Perhaps one of the most lasting changes is that IVEP instilled in me an appreciation of the meaning of solidarity and what it means to walk alongside people across the world struggling for a more just and equal world. It also affirmed for me the oneness of the human spirit and our deep desire to work for justice because we know that it is possible for all people to enjoy full lives, as equals, and at peace with one another in a whole world. It also taught me to listen to my heart and to follow my path of peace-making.

When I left Spokane in June 1985, I wrote a goodbye note to PJALS in which I acknowledged that ‘I cannot know all of what change will transpire because of my having shared a part of my life here.’ That has indeed been true.

Thirty-two years later I still live in Johannesburg and work with others to raise awareness of the devastating impact of gun violence in our country, developing programs and interventions to help reduce gun violence and advocating for stronger gun laws.

One of the most important and precious insights from my time on the IVEP program is best expressed in the words of Walter Wangerin in Ragman and Other Cries of Faith: “There is no event so commonplace but that God is present within it, always hidden, always leaving room to recognize God or not, but all the more fascinating because of that”.  

God has indeed been present.

How did I get there?

In June 1981, I was involved in efforts to support young white South African men who, on grounds of conscience, were refusing to service in the Apartheid-era South African Defense Force.  On a cold weekend in June, Jim Stutzman, a MCCer was doing a cross-country trip, and spent time with us in our meeting. This was my first introduction to MCC. It is important to remember that MCC was on the banned list of undesirable organizations in South Africa at the time and MCC staff needed special permission to transit the country. Another important person in my MCC journey was Suzanne Lind, stationed in the Transkei at the time, who encouraged me to apply for the IVEP. Taking this opportunity was one way in which I could take a break from the intensity of the South African situation as well as be exposed to and learn more about nonviolent direct action and peaceful resistance. It was a good time to be in the U.S. to learn this, because it was at the height of the Cold War and anti-nuclear movements.

I think my time was atypical of most IVEP volunteers in that I had a fairly big say in where I wanted to be and what I wanted to be doing. I spent 6 months in Philadelphia living in an intentional Christian community with John and Judy Alexander (Editor of The Other Side – a radical Christian publication) in Germantown. I worshipped at the Mennonite church in Germantown with other members of the community in which I lived.

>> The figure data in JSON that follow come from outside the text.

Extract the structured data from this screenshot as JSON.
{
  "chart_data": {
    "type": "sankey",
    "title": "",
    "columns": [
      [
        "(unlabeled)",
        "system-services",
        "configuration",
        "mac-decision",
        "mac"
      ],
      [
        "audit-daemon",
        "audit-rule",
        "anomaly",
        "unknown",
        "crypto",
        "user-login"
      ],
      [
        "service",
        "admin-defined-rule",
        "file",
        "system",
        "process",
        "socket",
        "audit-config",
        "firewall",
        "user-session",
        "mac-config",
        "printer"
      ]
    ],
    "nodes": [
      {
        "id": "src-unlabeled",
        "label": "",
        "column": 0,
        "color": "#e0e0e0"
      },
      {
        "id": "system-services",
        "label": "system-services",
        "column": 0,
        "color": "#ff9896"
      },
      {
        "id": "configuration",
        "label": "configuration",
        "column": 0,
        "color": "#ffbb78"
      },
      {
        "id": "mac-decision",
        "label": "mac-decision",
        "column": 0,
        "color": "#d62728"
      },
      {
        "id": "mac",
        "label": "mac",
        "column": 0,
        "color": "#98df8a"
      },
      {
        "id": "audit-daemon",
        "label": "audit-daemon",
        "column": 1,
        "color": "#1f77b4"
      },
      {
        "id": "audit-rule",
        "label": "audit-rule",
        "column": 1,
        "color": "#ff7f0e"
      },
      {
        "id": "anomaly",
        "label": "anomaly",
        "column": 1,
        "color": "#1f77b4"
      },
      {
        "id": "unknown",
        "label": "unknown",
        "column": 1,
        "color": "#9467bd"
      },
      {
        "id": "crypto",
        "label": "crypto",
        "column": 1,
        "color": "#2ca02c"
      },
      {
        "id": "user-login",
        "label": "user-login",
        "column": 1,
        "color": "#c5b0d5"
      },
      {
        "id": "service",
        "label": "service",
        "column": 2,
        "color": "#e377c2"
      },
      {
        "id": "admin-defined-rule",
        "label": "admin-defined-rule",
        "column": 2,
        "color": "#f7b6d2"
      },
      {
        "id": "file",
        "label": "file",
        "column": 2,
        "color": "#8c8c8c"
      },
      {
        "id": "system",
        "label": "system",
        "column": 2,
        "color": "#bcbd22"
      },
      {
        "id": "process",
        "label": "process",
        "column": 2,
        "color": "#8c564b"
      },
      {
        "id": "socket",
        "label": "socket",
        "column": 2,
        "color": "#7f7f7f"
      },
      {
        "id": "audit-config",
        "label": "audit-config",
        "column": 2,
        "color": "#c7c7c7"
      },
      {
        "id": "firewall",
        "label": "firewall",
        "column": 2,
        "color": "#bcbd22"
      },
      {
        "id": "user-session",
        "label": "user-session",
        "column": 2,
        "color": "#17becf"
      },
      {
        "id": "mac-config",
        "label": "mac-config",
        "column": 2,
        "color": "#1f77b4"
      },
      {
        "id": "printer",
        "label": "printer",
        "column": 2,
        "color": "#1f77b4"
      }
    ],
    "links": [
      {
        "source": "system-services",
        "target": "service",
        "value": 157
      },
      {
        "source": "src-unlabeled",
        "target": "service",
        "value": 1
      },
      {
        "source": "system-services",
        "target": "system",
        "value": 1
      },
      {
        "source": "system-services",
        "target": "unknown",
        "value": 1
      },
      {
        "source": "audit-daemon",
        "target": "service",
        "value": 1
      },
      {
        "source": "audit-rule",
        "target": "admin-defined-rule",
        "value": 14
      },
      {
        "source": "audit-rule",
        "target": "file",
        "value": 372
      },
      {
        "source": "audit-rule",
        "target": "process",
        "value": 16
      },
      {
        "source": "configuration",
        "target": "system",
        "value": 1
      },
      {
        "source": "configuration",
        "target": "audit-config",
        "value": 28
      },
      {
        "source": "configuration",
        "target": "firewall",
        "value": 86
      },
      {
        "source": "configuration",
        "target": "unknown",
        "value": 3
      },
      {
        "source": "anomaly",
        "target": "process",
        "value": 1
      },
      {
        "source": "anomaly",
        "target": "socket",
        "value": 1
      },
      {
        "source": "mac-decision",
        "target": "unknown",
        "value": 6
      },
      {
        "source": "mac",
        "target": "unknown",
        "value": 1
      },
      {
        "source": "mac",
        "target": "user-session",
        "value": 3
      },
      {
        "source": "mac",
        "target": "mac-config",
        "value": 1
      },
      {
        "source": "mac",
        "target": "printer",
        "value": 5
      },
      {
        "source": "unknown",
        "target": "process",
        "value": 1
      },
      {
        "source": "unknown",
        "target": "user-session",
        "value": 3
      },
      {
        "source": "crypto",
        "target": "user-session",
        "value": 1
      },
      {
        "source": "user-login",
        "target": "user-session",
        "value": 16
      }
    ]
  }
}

My main point of contact at the MCC office in Akron was Barbara Willems Hoover as my main focus was on the peace building program; although Doreen Harms was my contact point for the IVEP program.

After the mid-year gathering of all the volunteers for that year in Bloomington, Ohio, I took the Greyhound bus across the U.S. to Spokane in Washington State, arriving on the morning of February 14. I lived with two young professional women in a house in the suburbs and worked with PJALS, a vibrant group of peace and social justice activists who were involved in a range of peace related activities ranging from direction action in stopping the trains carrying nuclear waste through the city, to doing CROP walks to raise awareness of the ecological fragility of the planet and the need to take good care of it.

It was not always easy being away from home, and although I needed some space to reflect and learn, I missed being away from the big struggles in South Africa. Towards the end of 1984, the South African Defense Force invaded the black African townships. This meant White soldiers were fighting their Black counterparts and it was the beginning of a low conflict civil war in the country.

When I got to Spokane, it was clear that my role would be to raise awareness of the injustices of apartheid, talk about the strategies being employed to bring about change, and in particular to talk about what roles the U.S. could play in strengthening actions such as economic sanctions as well as challenging U.S citizens to think about the injustices in their own backyard.